Full project description
In 2023, over 13,000 scientific papers were retracted. Paper mills now operate as industrial businesses, producing fake research with fabricated peer reviews at scale. One publisher, Hindawi, withdrew over 8,000 articles after its entire review process was compromised. Nature itself has retracted 32 papers since 2020. The system supposed to catch this is peer review. It runs on unpaid volunteers who are overloaded, often reviewing outside their expertise, with no economic incentive to be thorough. A careful reviewer and a rubber stamp earn the same thing: nothing. This subnet makes rigour profitable. Miners compete to review scientific manuscripts: methodology, statistical validity, citation accuracy, reproducibility, and detection of paper mill patterns. Multiple miners independently review the same paper. Errors one reviewer misses get caught by another. Validators score review quality by cross-referencing independent analyses and evaluating against benchmarks. Thorough reviews earn emissions. Shallow reviews earn nothing. The revenue model is immediate.
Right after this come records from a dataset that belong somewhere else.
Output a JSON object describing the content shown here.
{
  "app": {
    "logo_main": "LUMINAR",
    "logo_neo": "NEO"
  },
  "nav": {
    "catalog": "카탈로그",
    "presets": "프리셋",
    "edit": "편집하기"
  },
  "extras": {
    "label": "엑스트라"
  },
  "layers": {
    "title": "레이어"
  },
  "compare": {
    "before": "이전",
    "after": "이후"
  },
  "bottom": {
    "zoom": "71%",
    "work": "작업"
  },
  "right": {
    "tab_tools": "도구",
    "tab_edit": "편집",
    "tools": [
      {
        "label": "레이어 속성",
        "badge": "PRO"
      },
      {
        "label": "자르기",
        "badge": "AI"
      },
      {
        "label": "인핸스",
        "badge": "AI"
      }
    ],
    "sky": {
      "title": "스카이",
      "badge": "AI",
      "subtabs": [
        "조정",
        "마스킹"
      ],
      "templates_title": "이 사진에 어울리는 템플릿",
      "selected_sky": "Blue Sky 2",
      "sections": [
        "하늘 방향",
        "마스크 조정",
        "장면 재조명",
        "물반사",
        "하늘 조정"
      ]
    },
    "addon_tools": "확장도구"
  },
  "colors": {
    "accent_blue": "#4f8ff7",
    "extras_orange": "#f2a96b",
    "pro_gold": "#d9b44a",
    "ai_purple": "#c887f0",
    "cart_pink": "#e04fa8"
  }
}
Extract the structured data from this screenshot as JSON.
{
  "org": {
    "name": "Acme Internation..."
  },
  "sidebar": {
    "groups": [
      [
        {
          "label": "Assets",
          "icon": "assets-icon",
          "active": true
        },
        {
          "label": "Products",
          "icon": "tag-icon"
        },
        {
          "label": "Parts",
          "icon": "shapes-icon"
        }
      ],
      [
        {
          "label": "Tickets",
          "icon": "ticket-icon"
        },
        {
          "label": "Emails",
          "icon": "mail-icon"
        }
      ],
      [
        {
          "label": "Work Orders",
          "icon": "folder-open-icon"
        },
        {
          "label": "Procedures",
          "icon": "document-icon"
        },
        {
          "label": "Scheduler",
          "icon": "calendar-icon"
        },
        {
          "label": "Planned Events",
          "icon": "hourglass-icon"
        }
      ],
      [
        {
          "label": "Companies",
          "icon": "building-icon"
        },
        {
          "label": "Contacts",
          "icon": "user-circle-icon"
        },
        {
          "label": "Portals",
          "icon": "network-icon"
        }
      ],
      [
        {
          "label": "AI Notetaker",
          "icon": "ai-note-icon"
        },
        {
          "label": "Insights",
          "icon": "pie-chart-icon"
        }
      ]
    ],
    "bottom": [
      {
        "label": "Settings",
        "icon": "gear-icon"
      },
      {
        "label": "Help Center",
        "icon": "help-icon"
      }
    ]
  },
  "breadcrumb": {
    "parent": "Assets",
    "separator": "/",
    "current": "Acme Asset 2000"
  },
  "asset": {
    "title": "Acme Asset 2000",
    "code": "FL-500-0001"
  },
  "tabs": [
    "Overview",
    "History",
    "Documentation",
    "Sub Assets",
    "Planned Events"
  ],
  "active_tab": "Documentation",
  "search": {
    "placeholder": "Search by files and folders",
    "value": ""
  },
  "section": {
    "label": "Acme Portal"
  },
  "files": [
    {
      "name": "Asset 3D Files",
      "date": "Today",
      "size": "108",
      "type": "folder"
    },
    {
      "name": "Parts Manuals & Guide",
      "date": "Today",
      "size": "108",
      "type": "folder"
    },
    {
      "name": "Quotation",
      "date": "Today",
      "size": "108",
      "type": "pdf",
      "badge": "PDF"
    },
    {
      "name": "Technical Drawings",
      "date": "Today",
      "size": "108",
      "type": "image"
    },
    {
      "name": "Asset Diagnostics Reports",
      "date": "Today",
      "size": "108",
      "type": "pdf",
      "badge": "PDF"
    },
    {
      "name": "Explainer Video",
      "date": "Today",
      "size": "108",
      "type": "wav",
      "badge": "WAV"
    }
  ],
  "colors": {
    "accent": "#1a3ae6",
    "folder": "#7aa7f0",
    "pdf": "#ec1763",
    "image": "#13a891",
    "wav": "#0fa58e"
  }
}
Academic publishing is a $19 billion industry with 40% profit margins built on unpaid reviewer labour. Journals cannot solve their quality crisis because they will not pay for competing independent reviews of every paper. This subnet delivers exactly that via API: multiple quality-scored reviews in days, not months. Preprint servers, universities, and pharma companies all need this and have budget to pay for it. This does not replace domain experts. It creates a first line of defence catching statistical errors, methodology gaps, and paper mill signatures before publication. Human experts focus on questions requiring genuine expertise instead of basic quality checks. No publisher will build this because funding competing reviews of their own papers destroys their margin. A subnet makes it sustainable. Rigour becomes profitable.
Why it works on Bittensor
**Why Bittensor (max 800 chars):** Publishers earn $19 billion annually with 40% margins built on unpaid reviewers. They will never fund competing reviews of their own papers because it destroys the model that makes them rich. Bittensor's incentive mechanism changes this. Miners compete to be the most rigorous. Catch errors others miss, earn more. Rubber-stamp, earn nothing. Multiple independent reviews surface problems no single reviewer could. Permanent pressure toward rigour, not because a publisher invests in quality, but because emissions reward it and penalise laziness. Journals, universities, and pharma will pay via API. Bittensor makes the economics work.